A quelques jours du verdict du procès de l'attentat de Nice, une victime confie sa difficulté à se faire rembourser des milliers d'euros de frais qu'elle et son compagnon ont engagé pour se rendre au tribunal à Paris.
"Nous sommes victimes de cette tragédie et maintenant financièrement prisonniers de l’État", dénonce Nadège Renda, partie civile au procès de l'attentat du 14 juillet 2016, "exsangue" au terme de longues semaines d'audiences.
Cette sexagénaire a dû se résoudre à se rendre pour la quatrième fois au Crédit municipal de Nice pour mettre en gage ses bijoux et payer son dernier aller-retour à Paris. "C’est horrible, c’est humiliant et se dire qu’on est obligé de faire ça pour aller entendre un verdict. On n’a pas demandé ça. Mais il faut vraiment, vraiment qu’on monte", répète Nadège Renda, la voix étranglée par un sanglot. "Sinon il me manquera une partie de l’histoire." Peu importe le prix.
Son compagnon a pris six semaines de congés sans solde pour assister au procès et tenter de clore enfin ce chapitre de sa vie.

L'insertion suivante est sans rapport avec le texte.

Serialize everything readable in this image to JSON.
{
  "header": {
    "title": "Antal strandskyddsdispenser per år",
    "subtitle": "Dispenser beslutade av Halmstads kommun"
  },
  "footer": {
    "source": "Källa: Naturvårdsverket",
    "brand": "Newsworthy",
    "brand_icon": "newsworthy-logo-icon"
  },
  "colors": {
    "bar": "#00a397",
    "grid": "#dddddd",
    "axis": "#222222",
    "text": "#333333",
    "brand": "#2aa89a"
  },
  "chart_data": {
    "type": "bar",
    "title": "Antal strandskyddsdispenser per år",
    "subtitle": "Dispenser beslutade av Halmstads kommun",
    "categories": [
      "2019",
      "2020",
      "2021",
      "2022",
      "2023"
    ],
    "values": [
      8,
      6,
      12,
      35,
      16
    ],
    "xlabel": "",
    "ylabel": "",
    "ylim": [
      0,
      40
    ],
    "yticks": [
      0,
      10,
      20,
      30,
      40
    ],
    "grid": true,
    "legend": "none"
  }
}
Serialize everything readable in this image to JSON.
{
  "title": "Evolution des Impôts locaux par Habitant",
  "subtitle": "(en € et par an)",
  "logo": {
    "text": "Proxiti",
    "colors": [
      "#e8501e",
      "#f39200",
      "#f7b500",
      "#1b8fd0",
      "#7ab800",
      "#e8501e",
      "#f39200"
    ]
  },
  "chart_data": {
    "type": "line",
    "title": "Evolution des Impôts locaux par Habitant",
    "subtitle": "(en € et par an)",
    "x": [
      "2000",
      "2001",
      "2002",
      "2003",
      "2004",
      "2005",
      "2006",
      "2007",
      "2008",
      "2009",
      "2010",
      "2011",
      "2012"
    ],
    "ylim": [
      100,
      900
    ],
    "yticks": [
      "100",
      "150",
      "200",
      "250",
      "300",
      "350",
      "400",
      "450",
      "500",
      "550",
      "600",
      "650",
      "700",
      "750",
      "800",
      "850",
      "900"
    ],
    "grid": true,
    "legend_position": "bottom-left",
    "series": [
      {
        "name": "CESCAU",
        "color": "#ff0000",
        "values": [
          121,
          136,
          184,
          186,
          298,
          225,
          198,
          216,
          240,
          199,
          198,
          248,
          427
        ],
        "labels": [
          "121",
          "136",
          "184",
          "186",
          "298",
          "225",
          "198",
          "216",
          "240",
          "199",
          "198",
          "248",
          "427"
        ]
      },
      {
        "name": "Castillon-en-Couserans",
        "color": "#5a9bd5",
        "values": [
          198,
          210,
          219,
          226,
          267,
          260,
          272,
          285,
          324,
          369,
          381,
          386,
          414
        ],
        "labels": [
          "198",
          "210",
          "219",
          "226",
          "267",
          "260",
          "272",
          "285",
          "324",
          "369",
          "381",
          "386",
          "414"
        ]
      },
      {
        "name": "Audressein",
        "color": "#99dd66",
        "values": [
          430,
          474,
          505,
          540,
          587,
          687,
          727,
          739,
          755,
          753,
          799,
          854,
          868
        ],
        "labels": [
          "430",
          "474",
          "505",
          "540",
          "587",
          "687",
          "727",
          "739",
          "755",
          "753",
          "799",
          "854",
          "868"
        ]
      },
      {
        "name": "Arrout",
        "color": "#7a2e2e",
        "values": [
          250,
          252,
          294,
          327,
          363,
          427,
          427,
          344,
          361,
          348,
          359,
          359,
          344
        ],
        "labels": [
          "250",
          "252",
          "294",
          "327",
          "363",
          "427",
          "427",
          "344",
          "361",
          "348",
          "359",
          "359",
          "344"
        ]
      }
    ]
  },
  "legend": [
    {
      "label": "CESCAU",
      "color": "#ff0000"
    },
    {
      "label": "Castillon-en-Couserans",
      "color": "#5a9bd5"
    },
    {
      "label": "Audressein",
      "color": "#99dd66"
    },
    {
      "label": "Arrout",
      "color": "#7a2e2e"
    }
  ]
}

Déjà 3000 euros de manque à gagner.
Un procès, 14.000 euros
À cela s’ajoutent les billets de train et les hôtels, aux montants parfois astronomiques. "Ni Airbnb, ni les appart'hôtels ne louent pour six semaines, explique Nadège Renda. Certaines nuits montaient à plus de 300 euros."
La Niçoise fait le compte devant une équipe de France 3 Côte d'Azur, face à nos reporters Eloïsa Patricio et Yannick Fournigault : 3579 euros pour le premier hôtel, 2214 pour le deuxième… La liste s’allonge au point d’approcher les 11.000 euros de frais divers. "En comptant la perte de salaire de mon compagnon, ce procès nous aura coûté 14.000 euros."
Ces frais ne sont pourtant pas supposés rester à la charge des victimes. Le greffe du tribunal de Paris réceptionne toutes les factures, vérifie leur validité et, selon plusieurs interlocuteurs contactés par France 3 Côte d’Azur, pinaille parfois pour des détails : "Les victimes ont le droit à 110 euros maximum par nuit d’hôtel par personne. Mais il faut que la facture soit à leur nom. Certaines parties civiles ont galéré parce qu’elles avaient pris une chambre à deux pour s’éviter d’avancer trop d’argent", nous confie par exemple l’assistante d’une association.
Des victimes laissées sans réponses par les autorités
Ces contraintes administratives expliqueraient-elles certains retards dont souffriraient bon nombre de parties civiles ? "Aucune des victimes que je connais n’a reçu un remboursement", précise une bénévole de l'association Promenade des Anges. "Le greffe est très réactif pour répondre aux questions d'ordre général, mais dès lors que l'on aborde les remboursements, on reste toujours en attente".
De son côté, Nadège Renda multiplie les démarches auprès du tribunal, sans réponse à ce jour. "Pensez-vous que nous n’avons pas déjà assez mené de combats depuis plus de six ans ?", demande-t-elle dans un mail adressé au greffe en charge des remboursements.
Elle qui n’avait "jamais contracté de crédit" avant l’attentat, raconte son "appauvrissement" : "Je payais 4500 euros d’impôts, je suis même plus imposable." Un déclassement qui se conjugue à la violence du traumatisme : "On a volé nos vies, on a volé nos identités", raconte, le souffle court, la sexagénaire.